Jun 9, 2009


Peteski was named to the Canadian Racing Hall of Fame recently as he well deserved to be, having won the Triple Crown in his native land. In fact, he authored a Grand Slam of sorts by taking the unrestricted Gr 1 Molson Million at the expense of Kentucky Derby winner Sea Hero and other American stalwarts. That quartet of 3-year-old races had been swept only once before when legendary filly Dance Smartly swept her male opposition. She tacked on a Breeders’ Cup Distaff at Churchill Downs to top off her career.

While Peteski was demonstrating class at a mile and a quarter in the Queen’s Plate at Woodbine his owner showed anything but in an inexcusable breach of good taste.

New York owner Earle Mack showed up in Toronto with an entourage from the New York City Ballet, headed by director Peter Martins. Each morning a bemused Woodbine backstretch was treated to ballet steps on the back lawns, a scene that Degas might have appreciated.

Some weeks before Mack had purchased Peteski from breeder Barry Schwartz of Montreal (not the NYRA Barry Schwartz) who was said to be in need of cash while trying to privatize Toronto’s Pearson International Airport.

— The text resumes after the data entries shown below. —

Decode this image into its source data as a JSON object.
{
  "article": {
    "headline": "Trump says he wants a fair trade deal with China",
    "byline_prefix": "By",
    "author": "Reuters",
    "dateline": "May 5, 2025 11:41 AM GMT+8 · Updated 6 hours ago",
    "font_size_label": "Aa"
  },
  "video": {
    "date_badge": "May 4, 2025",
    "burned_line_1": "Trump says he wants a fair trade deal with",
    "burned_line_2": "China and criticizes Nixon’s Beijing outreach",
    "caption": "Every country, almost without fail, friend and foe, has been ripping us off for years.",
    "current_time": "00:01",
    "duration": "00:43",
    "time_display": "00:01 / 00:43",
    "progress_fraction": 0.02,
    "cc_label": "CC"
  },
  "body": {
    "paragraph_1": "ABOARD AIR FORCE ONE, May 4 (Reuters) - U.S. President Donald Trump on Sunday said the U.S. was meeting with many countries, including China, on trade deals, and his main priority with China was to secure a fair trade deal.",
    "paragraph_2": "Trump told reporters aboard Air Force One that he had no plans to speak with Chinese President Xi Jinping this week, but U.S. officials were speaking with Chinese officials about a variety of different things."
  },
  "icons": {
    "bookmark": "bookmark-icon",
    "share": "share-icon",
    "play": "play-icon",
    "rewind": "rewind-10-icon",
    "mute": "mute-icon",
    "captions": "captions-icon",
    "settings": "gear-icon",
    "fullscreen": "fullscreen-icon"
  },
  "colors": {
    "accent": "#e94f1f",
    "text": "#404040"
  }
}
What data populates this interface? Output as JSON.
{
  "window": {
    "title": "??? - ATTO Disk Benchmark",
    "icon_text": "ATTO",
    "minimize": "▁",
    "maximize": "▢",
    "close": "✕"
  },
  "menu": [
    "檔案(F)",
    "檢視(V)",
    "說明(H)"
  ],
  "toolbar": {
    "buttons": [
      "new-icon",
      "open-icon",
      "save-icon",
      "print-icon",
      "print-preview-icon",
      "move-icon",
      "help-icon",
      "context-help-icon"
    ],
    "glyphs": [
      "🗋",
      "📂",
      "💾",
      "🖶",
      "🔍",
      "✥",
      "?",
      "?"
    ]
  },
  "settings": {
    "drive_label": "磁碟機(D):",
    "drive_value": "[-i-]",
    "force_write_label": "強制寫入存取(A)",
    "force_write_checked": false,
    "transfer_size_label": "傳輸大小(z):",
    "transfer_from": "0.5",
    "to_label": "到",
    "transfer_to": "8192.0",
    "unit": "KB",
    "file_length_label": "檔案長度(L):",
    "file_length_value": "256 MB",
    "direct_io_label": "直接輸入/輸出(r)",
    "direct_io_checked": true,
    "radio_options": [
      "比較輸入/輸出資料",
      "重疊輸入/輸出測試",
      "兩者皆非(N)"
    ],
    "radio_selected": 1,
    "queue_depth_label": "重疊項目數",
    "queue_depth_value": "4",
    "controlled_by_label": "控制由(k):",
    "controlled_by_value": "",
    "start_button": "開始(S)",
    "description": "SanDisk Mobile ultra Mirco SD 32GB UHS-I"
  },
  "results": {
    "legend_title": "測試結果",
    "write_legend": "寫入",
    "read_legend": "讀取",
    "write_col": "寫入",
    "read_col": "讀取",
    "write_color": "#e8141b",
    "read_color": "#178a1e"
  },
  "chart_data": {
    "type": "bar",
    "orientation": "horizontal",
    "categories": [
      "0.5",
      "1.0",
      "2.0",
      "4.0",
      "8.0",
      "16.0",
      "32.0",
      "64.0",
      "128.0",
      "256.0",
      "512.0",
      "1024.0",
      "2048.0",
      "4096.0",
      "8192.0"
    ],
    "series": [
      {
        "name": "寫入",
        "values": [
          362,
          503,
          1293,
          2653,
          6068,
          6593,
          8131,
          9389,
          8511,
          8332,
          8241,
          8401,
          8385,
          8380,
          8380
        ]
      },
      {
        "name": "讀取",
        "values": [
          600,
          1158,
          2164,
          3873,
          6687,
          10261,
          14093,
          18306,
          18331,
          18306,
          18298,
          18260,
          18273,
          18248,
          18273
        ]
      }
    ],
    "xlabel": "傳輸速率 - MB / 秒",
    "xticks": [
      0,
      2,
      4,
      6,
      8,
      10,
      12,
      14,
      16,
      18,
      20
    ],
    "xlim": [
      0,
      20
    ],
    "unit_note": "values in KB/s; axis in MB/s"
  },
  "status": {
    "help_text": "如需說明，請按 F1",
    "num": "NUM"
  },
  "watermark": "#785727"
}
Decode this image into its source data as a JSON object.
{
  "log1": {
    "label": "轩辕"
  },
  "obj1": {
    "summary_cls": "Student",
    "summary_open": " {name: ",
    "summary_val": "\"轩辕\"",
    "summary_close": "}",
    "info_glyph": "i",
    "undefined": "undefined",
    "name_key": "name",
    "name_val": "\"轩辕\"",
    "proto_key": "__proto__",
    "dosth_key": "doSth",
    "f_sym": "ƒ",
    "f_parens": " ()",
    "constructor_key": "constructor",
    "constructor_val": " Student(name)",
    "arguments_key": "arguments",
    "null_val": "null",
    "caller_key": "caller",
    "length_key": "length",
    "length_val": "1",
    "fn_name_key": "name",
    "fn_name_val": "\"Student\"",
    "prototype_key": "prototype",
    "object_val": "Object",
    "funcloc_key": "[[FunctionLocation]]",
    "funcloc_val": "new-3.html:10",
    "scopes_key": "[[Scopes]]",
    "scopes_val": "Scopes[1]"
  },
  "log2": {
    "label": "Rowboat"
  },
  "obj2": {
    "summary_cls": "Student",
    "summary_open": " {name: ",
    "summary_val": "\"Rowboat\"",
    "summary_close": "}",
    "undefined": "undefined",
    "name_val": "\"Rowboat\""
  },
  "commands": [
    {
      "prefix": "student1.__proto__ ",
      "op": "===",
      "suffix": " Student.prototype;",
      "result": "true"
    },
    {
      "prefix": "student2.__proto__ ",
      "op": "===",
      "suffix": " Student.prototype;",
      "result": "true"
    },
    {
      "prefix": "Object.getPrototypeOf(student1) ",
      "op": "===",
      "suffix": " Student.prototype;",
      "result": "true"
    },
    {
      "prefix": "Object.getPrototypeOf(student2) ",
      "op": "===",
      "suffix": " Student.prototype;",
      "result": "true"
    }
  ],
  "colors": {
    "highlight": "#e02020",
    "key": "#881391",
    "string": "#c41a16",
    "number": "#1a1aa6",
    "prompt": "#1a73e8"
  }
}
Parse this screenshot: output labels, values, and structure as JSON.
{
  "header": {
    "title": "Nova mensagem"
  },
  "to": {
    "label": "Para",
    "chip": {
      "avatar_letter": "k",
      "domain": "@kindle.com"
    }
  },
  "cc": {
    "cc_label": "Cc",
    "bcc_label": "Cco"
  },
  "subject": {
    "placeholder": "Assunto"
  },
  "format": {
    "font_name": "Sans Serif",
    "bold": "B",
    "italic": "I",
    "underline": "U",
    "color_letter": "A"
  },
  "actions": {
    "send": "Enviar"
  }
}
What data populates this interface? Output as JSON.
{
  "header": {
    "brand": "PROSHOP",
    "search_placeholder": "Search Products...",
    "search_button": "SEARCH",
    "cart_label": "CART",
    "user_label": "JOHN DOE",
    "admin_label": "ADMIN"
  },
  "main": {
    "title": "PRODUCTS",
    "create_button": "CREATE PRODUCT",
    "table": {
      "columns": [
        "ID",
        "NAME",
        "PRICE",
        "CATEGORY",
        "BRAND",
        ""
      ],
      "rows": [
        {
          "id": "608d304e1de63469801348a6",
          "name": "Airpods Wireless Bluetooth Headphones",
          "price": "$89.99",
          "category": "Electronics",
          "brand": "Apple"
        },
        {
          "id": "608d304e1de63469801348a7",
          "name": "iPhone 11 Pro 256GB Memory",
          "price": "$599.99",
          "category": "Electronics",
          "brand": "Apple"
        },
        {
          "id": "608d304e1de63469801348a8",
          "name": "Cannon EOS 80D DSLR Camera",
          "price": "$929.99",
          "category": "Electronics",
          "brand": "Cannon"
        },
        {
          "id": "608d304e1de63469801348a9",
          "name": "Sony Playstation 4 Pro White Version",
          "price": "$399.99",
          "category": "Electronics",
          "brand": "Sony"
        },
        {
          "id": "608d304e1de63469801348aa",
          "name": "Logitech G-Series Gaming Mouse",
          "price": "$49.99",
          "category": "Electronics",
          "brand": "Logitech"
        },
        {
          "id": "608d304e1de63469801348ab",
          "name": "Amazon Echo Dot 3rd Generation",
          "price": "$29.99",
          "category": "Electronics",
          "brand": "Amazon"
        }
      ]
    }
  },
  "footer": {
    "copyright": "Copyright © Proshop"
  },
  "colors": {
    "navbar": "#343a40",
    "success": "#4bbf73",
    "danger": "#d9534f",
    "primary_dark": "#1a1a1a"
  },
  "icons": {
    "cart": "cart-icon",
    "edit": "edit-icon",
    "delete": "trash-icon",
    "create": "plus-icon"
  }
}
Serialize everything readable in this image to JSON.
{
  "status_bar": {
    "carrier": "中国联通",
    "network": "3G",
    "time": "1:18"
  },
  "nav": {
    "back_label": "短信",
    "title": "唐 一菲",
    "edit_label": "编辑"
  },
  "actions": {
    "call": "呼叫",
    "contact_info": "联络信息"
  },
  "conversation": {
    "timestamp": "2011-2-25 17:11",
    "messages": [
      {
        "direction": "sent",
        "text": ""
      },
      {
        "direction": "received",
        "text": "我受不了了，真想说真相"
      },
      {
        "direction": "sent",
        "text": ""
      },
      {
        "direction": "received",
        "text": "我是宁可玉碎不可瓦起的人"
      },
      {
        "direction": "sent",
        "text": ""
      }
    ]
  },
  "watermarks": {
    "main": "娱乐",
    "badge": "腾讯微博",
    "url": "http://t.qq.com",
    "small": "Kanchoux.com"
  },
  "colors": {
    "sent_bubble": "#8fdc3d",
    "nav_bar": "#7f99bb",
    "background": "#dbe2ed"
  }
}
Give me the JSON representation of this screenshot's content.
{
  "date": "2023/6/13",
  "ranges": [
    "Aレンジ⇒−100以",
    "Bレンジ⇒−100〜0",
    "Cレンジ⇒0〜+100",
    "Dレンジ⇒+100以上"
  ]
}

My assignment that day as a member of the Canadian Broadcasting Corporation was to interview the winning owner as he or she made their way to the winner’s circle. These sound bites are usually an innocuous 60 seconds or so in duration to fill in while the winning horse makes its way back.

Mack made his way to my camera position and we waited for a one-minute commercial to conclude.

“Make sure you tell the audience that I named Peteski for my good friend Peter Martins,” Mack suddenly blurted.

“You know that’s not true,” I responded, knowing full well that he had owned the horse but a few weeks. Peteski had raced in Schwartz colors on a number of occasions and had been named by him. “Whatever your motivation is I can promise you we are not going there.”

A strained and perfunctory interview followed while I seethed that a guy would be so obnoxious and fraudulent to tamper with coverage of Canada’s national horse race. 

I told him as much later in the Turf Çlub but he was unrepentant and went off in search of more champagne.

That happened l6 years ago and I heard little of Mack other than his being named US Ambassador to Finland.

Then he popped up again down in Florida, posing as a white knight in getting an ethics bill passed in that legislature. Give me a break. Who’s going to reform the reformer?